- Born: Fumitaro Ohama 1971 (age 54–55) Tokyo, Japan
- Other names: Jake Ohama, Jake FR
- Education: University of Southern California
- Occupations: Internet Entrepreneur, Creative Director, Philanthropist

= Fumitaro Ohama =

Fumitaro Ohama (大浜 史太郎, Ōhama Fumitarō), is a Japanese internet entrepreneur and creative director who founded Japan's mega fashion show, "Tokyo Girls Collection". Ohama is also an animation director and the founder of RABBITWARREN ANIMATION STUDIOS, which created the popular animation channel "RABBITWARREN". Within a year of its YouTube launch, the channel surpassed 17 million subscribers and was awarded "Most Promising Animation Company in Asia 2024" by Asia Business Outlook.

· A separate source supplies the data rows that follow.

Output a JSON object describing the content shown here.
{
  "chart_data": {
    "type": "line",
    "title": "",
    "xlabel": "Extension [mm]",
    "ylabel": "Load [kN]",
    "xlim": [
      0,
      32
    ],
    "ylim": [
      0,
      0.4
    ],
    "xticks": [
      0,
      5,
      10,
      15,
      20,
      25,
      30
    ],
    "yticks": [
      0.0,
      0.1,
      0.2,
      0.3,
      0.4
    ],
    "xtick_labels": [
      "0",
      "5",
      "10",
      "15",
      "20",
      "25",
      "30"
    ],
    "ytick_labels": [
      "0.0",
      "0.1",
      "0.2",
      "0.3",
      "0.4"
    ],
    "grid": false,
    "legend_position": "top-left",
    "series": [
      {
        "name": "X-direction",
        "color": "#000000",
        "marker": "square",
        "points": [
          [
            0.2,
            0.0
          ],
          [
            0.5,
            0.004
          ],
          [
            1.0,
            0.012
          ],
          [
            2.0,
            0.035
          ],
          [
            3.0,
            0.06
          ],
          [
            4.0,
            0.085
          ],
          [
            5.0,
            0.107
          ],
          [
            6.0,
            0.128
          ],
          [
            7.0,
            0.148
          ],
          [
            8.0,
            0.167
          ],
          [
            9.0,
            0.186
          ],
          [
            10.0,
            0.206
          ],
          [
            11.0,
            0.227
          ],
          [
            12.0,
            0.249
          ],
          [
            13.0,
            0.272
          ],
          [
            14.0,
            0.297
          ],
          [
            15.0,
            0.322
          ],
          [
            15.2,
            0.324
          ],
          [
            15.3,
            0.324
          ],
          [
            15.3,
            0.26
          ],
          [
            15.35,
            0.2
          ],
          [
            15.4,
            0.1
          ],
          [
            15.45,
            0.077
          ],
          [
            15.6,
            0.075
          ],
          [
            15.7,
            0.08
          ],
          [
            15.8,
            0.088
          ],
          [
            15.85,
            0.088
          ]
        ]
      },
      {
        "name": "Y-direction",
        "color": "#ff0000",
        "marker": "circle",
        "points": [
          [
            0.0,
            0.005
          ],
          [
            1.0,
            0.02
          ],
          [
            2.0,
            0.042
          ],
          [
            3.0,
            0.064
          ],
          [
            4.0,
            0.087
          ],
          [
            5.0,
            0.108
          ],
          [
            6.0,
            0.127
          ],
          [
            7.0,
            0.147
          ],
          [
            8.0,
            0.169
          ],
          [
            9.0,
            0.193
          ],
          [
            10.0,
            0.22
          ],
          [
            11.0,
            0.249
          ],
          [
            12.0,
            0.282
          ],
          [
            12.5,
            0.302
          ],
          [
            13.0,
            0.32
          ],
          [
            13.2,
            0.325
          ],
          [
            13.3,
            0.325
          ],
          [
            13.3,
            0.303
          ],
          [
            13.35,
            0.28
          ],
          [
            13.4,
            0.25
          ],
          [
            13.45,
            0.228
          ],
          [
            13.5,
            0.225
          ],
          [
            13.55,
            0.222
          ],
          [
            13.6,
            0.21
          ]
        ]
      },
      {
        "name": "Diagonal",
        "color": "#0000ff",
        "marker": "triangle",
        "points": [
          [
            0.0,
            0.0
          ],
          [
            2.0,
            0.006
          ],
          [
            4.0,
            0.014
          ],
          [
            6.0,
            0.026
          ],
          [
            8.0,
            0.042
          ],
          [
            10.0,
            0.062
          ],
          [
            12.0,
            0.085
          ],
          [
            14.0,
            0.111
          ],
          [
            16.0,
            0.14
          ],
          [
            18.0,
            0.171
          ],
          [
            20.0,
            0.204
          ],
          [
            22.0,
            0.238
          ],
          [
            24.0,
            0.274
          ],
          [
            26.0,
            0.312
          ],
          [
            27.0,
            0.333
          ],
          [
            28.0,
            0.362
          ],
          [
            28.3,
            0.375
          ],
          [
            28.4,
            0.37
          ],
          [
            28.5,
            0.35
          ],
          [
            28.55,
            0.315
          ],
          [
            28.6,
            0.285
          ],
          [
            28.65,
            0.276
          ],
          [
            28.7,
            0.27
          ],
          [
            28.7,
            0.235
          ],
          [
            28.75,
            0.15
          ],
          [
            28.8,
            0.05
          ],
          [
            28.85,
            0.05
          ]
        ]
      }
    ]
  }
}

Ohama also established Japan's first mega mobile site, "girlswalker.com," and "fashionwalker.com" in collaboration with Japan's major portal site, Yahoo! Japan (SoftBank Group). He became the president and CEO of Branding Inc. (former name as Xavel Inc.), a company owning 17 group companies. The annual sales of all the companies under his leadership exceeded 290 billion yen (US$270 million), which he later sold in 2011.

Ohama is also the producer and creative director of the fashion tournament "WORLD RUNWAY" and the art movement "UNCONDITIONABLE PROJECT.

==Biography==
Fumitaro Ohama graduated from University of Southern California in 1997. During his study in USC, he produced a charity event for Great Hanshin earthquake in 1995 at USC and made donation to Kobe, which later leads to establishment of Kobe Collection, a fashion event to promote and rebuild Kobe city and economy.

He started working at Riviera Country Club (golf course at Los Angeles, CA)and became the chief project manager for "Nissan LA Open" and "US Senior Open 1998".

In 1999, Ohama started his first own company, Branding group for internet, fashion and wedding business in Japan, and also produced wedding of Ichiro Suzuki, MLB player of Miami Marlins.

In 2002, Ohama along with MBS (Mainichi Broadcasting System), proposed a semi-annual fashion event, Kobe Collection, to rebuild the local economy and city brand, which has been a long run event since the establishment.

In July 2005, Ohama initiated the Tokyo Girls Collection, Japan's mega fashion event. He also collaborated with GEISAI#9 of Takashi Murakami, contemporary artist, for later Tokyo Girls Collections. He also directed fashion and music collaboration event, Asia Girls Explosion, produced together with Yoshiki of X Japan. Today, the visitors of TGC has grown into 30,000 per day, 60,000 visitors for 2 days event. In 2011, he launched a new charity event series, WORLD RUNWAY Premiere in Singapore for Great East Japan Earthquake disaster and in 2015 for Kenya for local economy development.

He collaborated with various major companies such as SQUARE ENIX, SUMITOMO CORPORATION, and AOYAMA TRADING.

Ohama was awarded by many media such as Nikkei Internet award, HIGH-SERVICE BEST 300 and The 14th AMD award 2008 (contribution for digital industry in Japan) and others.

He is also introduced as the member of "Seven Samurai of New Japan Inc." by Reuters along with other notable Japanese companies such as DeNA, provider of mobile portal and e-commerce site and Yoshinoya, the major beef bowl restaurant.